Score in a given task and level: A correct click on frame 1 is worth 1 point, each frame thereafter is discounted by 0.99. And you can NOT access (even read into memory) any frame after the one you made your final click for a task. Score is averaged over multiple clicks if applicable. For example, if a task requires two clicks, you return 1st click at frame 5, and 2nd click at frame 20 (both of them are correct), your score would be (0.99^4 + 0.99^19)/2 = 0.8934. In this case, you can NOT access any frame after frame 20.
Score in a given task: Your score in a given task is the highest score you achieve on the 3 levels. When comparing the scores on different levels, scores on level 2 are multiplied by 1.5, and scores on level 3 are multiplied by 2. For example, for task 1, your score is 1.0 on level 1, and 0.77 on level 2, and you are not doing level 3. Your final score for task 1 would be max(1*1, 0.77*1.5, 0*2) = 1.155
Overall score in the challenge: Your overall score in the challenge is calculated by summing up your scores in all 4 tasks.

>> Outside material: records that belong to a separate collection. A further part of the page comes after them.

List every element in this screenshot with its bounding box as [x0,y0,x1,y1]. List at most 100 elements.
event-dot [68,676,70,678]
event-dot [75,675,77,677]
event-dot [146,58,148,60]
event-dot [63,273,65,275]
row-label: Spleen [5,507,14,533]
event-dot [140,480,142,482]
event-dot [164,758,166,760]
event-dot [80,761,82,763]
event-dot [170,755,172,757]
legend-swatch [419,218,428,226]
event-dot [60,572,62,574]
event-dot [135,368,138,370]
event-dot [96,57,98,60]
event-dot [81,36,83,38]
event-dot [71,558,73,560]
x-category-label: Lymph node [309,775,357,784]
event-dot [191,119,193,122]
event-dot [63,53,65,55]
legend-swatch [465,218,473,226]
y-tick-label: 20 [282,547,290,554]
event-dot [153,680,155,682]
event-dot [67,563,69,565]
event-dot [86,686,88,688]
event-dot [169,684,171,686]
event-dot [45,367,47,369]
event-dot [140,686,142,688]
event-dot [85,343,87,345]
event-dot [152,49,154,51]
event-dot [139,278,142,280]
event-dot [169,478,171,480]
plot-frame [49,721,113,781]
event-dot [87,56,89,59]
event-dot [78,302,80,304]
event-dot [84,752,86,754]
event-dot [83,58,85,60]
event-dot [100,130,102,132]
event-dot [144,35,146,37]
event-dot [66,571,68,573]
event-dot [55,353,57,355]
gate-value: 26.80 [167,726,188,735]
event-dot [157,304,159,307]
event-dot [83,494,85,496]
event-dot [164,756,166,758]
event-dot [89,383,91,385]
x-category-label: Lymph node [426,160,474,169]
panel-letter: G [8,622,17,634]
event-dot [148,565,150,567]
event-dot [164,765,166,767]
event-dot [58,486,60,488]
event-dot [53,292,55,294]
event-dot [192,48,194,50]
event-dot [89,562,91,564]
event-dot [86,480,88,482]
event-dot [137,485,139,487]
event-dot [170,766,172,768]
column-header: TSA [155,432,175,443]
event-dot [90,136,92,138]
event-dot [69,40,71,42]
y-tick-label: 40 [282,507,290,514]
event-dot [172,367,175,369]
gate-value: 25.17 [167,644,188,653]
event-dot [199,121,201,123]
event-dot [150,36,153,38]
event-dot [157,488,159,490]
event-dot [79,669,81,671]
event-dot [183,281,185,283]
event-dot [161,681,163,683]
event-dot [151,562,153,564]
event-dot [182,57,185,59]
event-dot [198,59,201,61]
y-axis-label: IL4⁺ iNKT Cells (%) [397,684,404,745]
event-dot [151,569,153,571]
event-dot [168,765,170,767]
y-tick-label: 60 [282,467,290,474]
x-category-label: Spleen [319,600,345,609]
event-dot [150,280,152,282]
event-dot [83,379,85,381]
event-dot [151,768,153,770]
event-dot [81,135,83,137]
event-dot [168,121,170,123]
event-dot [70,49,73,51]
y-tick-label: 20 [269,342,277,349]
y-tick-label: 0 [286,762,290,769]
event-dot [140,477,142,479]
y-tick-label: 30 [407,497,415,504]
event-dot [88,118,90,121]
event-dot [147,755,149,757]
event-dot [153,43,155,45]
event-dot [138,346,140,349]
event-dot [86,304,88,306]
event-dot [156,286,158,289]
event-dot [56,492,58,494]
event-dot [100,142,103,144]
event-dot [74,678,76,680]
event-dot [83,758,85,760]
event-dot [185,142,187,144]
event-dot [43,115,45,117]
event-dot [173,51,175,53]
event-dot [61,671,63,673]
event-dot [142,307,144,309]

Important Notice: Your programs will be scored on videos slightly different from the ones we gave you. So you should make sure that your programs work properly on different gameplays for the same task and the same difficulty level. In other words, do NOT incorporate into your program any highly biased assumptions that you get from watching the videos yourself, because that's not what computer vision is about. An easy way to verify this issue is to apply your algorithm to the same video but starting from different frames, and your method should be working properly in this situation.
Your project will be scored by its overall quality, including but not limited to the performance of your program, the quality of your code and writeup, and how innovative you are. Your writeup should include your general ideas of accomplishing the tasks, the high-level structure of your code, interesting experiments you did to validate any part of your method (with beautiful plots), and any other things that you think would interest us.
Grading Policy
Final Project: 40%
write-up: 10%
• clarity, structure, language, references: 3%
• background literature survey, good understanding of the problem: 3%
• good insights and discussions of methodology, analysis, results, etc.: 4%
technical: 10%
• correctness: 3%
• depth: 3%
• innovation: 4%
evaluation and results: 20%
• competition score: 20%
Find Mii Project Submission Details
Write-up and Code submissionYou must use our provided templates. Email your milestone report, final report, and zipped code to: cs231a2012@gmail.com , with the following format:
Subject Line: Course Project Milestone/Report/Code
Body: Full names of all group members, SUNet IDs
Attachments: Write-up as LastName_LastName_Paper.pdf, Code as LastName_LastName_Code.zip, where the titles have all the last names of the group members. All code should be runnable on the corn cluster.
Provided Data and Code
The data and infrastructure code for this project can be found in the AFS path: /afs/ir/class/cs231a/findmii
If you use OpenCV ...
Because we need to compile and run all your programs in 1~2 days for the final competition. Please connect your program with our Matlab infrastructure code (by following the comments therein), and make sure that your C++ program compiles and runs correctly on the 'corn' clusters with:
the header file path /afs/ir/class/cs231a/opencv/include
and the lib file path /afs/ir/class/cs231a/opencv/lib
Please follow the example given by 'Makefile' and 'opencvexample.cpp' in the project AFS path. Windows executables or Visual Studio projects will NOT work. . We apologize for the inconvenience, but this is the only feasible way to have all your programs automatically scored in a short time.
Hints for Winning the Challenge
1. Take a look at the data and infrastructure code as early as possible.
2. Be as innovative as you can.
Prizes
The top two teams will receive a special prize to be announced on the presentation day.